Will the brand remain intact? If yes, the back-office functions (finance, legal, HR, IT) should be the priority integration, as they will likely result in cost savings as well as bringing the employees slowly into the fold. However, you need to understand the impact any changes will have on customers. For example, if invoices start showing up under the parent company’s name, they are less likely to get paid. Similarly, if employees’ email addresses are migrated to the parent domain, questions will go unanswered and deals will stall.

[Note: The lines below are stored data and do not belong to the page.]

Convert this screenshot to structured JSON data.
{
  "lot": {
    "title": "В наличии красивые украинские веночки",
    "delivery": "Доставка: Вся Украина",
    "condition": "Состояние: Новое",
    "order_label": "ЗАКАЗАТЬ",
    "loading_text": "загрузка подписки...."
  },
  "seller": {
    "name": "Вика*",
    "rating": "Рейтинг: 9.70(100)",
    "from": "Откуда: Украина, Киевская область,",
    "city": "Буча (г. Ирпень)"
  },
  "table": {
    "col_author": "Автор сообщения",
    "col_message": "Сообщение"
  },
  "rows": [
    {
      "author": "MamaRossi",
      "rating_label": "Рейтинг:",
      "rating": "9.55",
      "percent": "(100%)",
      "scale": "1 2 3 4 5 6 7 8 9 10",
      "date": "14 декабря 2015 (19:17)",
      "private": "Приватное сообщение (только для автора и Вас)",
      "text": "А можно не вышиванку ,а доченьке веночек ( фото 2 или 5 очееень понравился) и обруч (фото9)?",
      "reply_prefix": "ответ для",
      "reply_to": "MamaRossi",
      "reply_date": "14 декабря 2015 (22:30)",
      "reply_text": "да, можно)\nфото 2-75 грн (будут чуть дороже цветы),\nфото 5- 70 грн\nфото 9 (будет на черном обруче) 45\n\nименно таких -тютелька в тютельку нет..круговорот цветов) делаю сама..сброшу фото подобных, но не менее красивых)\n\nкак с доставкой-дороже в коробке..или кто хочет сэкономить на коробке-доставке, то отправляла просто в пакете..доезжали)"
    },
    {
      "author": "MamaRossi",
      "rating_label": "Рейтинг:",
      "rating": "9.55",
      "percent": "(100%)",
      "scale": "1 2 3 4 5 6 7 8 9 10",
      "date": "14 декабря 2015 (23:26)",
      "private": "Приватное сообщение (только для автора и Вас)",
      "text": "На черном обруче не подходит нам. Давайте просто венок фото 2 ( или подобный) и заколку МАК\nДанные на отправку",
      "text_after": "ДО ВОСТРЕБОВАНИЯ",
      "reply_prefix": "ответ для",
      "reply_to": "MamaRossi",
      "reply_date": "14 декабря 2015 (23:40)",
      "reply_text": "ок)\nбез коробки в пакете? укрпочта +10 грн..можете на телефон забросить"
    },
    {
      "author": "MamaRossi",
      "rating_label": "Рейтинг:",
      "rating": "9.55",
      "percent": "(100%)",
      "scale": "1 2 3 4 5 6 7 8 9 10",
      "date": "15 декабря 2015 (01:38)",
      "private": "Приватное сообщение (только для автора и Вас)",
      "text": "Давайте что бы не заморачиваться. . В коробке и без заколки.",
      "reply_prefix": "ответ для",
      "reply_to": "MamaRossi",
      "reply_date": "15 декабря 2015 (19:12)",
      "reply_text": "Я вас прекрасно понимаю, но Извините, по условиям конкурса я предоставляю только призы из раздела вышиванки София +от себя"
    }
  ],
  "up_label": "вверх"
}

Will the product remain intact? If yes, the go-to-market functions (sales, marketing, ops, customer success) are good candidates for integration in order to drive cross-sell opportunities (selling the acquired company’s product to the parent company’s customers, and vice versa). The key to getting this right is to understand the overlap in ideal customer profile between the parent company and acquired company, as it informs whether you will need to fully integrate the sales teams (same companies, same buyers), have an overlay specialist team (same companies, different buyers), or have completely separate teams (different companies, different buyers). Knowing the future structure of the combined sales team will then inform which sales processes needed to be integrated, which sales tools need to be integrated and where to change sales incentives. Understanding the overlap in customer profile can also inform how much of the product needs to be integrated, and therefore which parts of the tech stack to migrate over.
Will the team remain intact? If the company is an acqui-hire and the product is being shut down, the process still needs to be managed well to avoid bad reputation and legal risk.
Finally, and probably most importantly, be patient! There’s rarely a need to rush an integration. If the company was doing well when you bought it and you did a reasonable amount of due diligence, it’s not going to fall apart tomorrow.